Since then, new year’s eve celebrations have ebbed and flowed in their potential and potency. For a few years when I was single I celebrated with cooking and slumber parties with a group of good friends. Then I had a couple years of festive evenings with my husband. Then our daughter was born and our friends had kids and that was more or less the end of that. 🙂 Yes, I realize there are babysitters, but we’re not big drinking and partying people, and all the new year’s eve activities seem centered on that and expensive, so we’ve just stayed in and watched movies and played games and consumed junk food while Zoe slept upstairs.

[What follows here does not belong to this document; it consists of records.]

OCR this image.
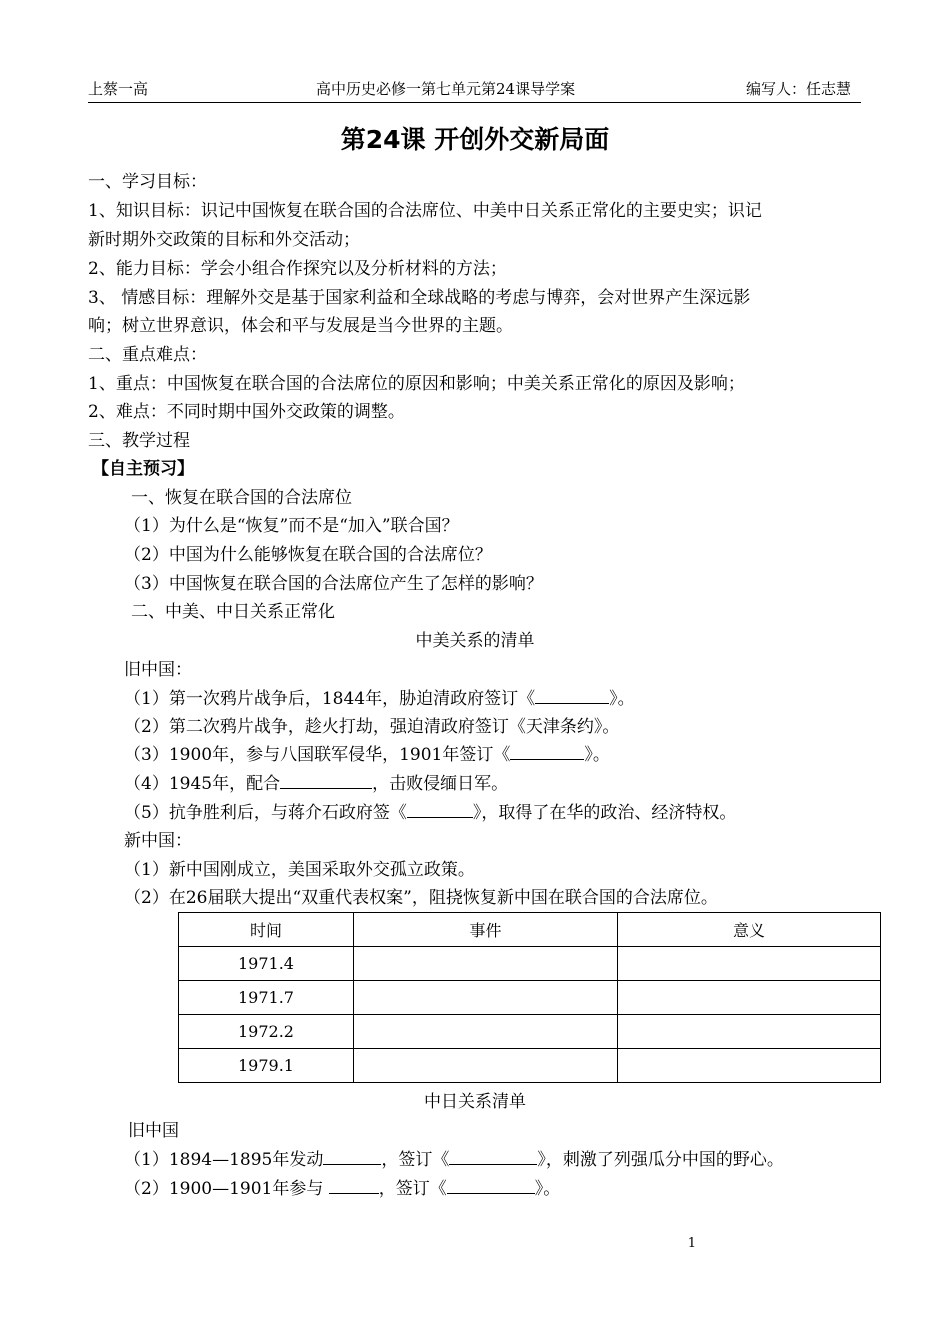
上蔡一高	高中历史必修一第七单元第24课导学案	编写人：任志慧
第24课 开创外交新局面
一、学习目标：
1、知识目标：识记中国恢复在联合国的合法席位、中美中日关系正常化的主要史实；识记
新时期外交政策的目标和外交活动；
2、能力目标：学会小组合作探究以及分析材料的方法；
3、 情感目标：理解外交是基于国家利益和全球战略的考虑与博弈，会对世界产生深远影
响；树立世界意识，体会和平与发展是当今世界的主题。
二、重点难点：
1、重点：中国恢复在联合国的合法席位的原因和影响；中美关系正常化的原因及影响；
2、难点：不同时期中国外交政策的调整。
三、教学过程
【自主预习】
一、恢复在联合国的合法席位
（1）为什么是“恢复”而不是“加入”联合国？
（2）中国为什么能够恢复在联合国的合法席位？
（3）中国恢复在联合国的合法席位产生了怎样的影响？
二、中美、中日关系正常化
中美关系的清单
旧中国：
（1）第一次鸦片战争后，1844年，胁迫清政府签订《	》。
（2）第二次鸦片战争，趁火打劫，强迫清政府签订《天津条约》。
（3）1900年，参与八国联军侵华，1901年签订《	》。
（4）1945年，配合	，击败侵缅日军。
（5）抗争胜利后，与蒋介石政府签《	》，取得了在华的政治、经济特权。
新中国：
（1）新中国刚成立，美国采取外交孤立政策。
（2）在26届联大提出“双重代表权案”，阻挠恢复新中国在联合国的合法席位。
时间	事件	意义
1971.4		
1971.7		
1972.2		
1979.1		
中日关系清单
旧中国
（1）1894—1895年发动	，签订《	》，刺激了列强瓜分中国的野心。
（2）1900—1901年参与	，签订《	》。
1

Then last night we went to see the Garden of Lights display at Brookside Gardens in Wheaton, Maryland. The display of lights is dazzling and we went last year at Christmastime. We had planned to go earlier this season but didn’t, which was fortuitous. We decided yesterday that taking Zoe to see the lights would be a nice new year’s eve treat after a day of just sitting around the house (not to say that playing at home isn’t also a treat for Zoe, because she is as happy doing that as anything). Maybe it was also a treat for us after a day of sitting around the house.

We got there around 7pm and discovered that many other families had had the same great idea, but the park is spacious enough to accommodate many bundled-up children and blanketed strollers. We walked down the paths and oohed and aahed at the lights that created thunderstorms, flocks of flying geese, the frog whose throat lit up, splashing dolphins, and hundreds of intricately shaped flowers. We discovered the greenhouse and the model trains inside barreling down tracks through old-fashioned Montgomery County scenes. And when we went inside the visitors center to warm up, we found a party goingon. There was face painting, craft making, and puzzles for kids; hot cocoa and cider for everyone; and a man who looked like a linebacker playing the harp and guzzling diet soda from a two-liter bottle between songs. We all had a lovely time. Zoe had a chocolate chip ice cream cone painted on her cheek and she decorated a paper crown to signify her status of queen of the realm in 2011. And she got to stay up until 10pm when we got home. What a day for a three-year-old! And her parents. Happy New Year!